After the riots, the 12-year-old puts on a Christmas play and concert.

"Then there is a wonderful moment where they have guests over one evening and they do charades, as of course they don’t have telly."

The second half of the play focuses on one specific story about one of the residents, an unusual character who has been institutionalised at some point.

"He’s not dangerous. The boy befriends him. He has huge aspirations of becoming a made man and the boy tries to help him, much to the ridicule of those around him."

Wilson plays the boy, narrating the play in some parts, taking on the role of the boy in others.

"As an actor it’s wonderful to be doing it as a solo piece, as you get to walk along between narrator, who is remembering the boy, and then you slip into the boy character and then into the other characters. It’s great."

He describes this as one of the hardest works he has done.

"I’ve done a lot of theatre in my days and this is by far the most challenging thing. It’s even more of a challenge than Hamlet. In Hamlet I wasn’t on in every scene."

He recorded parts of the script so he could listen to it while on long drives for his day job.

"It helped it sink in. It’s been tricky. I learnt it months and months ago and then I didn’t do it for months and months so I almost had to relearn it."

Standing alone on stage with only his chair as a prop — Mason used a table as well but Wilson found he did not need it — he is directly engaging the audience.

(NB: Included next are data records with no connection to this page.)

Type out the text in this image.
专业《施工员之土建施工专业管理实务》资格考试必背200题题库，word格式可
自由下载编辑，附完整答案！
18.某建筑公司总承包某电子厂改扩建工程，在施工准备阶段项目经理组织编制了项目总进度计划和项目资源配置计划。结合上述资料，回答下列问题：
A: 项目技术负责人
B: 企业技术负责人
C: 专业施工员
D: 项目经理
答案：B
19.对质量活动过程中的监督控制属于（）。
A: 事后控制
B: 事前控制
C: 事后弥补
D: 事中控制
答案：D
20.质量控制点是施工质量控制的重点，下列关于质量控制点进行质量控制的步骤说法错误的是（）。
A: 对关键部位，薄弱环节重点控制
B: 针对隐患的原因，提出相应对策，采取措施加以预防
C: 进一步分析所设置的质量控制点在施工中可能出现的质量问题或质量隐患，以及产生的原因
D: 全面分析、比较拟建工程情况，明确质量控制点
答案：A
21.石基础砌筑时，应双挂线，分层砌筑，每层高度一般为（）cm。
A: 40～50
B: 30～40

"This is about me and the audience."

The extra months gained by the Covid-19 lockdown meant he had more time to learn the script and explore its meanings.

"We’re not tired of it. There is still something new to discover. It’s still holding our interest after a year," Warrington says.

It has also meant they are able to do the play as summer approaches, fitting with the theme of the work.

Wilson, who has worked at the Court Theatre in Christchurch, in London — his last play there was New Zealand play Bright Star - and at Dunedin’s now defunct Fortune Theatre, returned to New Zealand seven years ago.

He returned to Dunedin, where he grew up, when he got a job as a puppeteer for a Natural History New Zealand children’s programme which was broadcast around the world.

"It was a buzz, man."

His last theatre show was a World War 1 commemoration at the University of Otago.

These days he has a day job and takes opportunities when he can to get back on stage.

"I’m lucky I have a partner who is sympathetic to the demands of not only being in full time employment but doing the play on the side."

They have done a run-through of The End of the Golden Weather in front of a school audience recently.

"It’s been great to get it in front of an audience finally."

They are following Mason’s footsteps, literally, by also performing the play in small community halls and venues around the city.

"We’ve been doing rehearsals in different spaces so we feel comfortable wherever we find ourselves."

Wow! Productions’ Rosella Hart says while the show is fully professional, it was originally going to be a "full-price run" in a central venue.

But given the impact of Covid-19 the company looked at ways it could offer the production free or for koha.

It secured funding from Creative New Zealand and Otago Community Trust to make it happen.

"Everyone behind the scenes has worked to make the show accessible to as many people as possible during what has been, for so many, a difficult time.

"It’s really a one-off for Wow! to be able to provide high quality professional theatre free or for koha and at a time when globally there is so little professional work being produced."

TO SEE

The End of the Golden Weather
At multiple venues throughout Dunedin,
November 5-15, at 7pm; 
Grainstore Gallery, Oamaru,  November 13.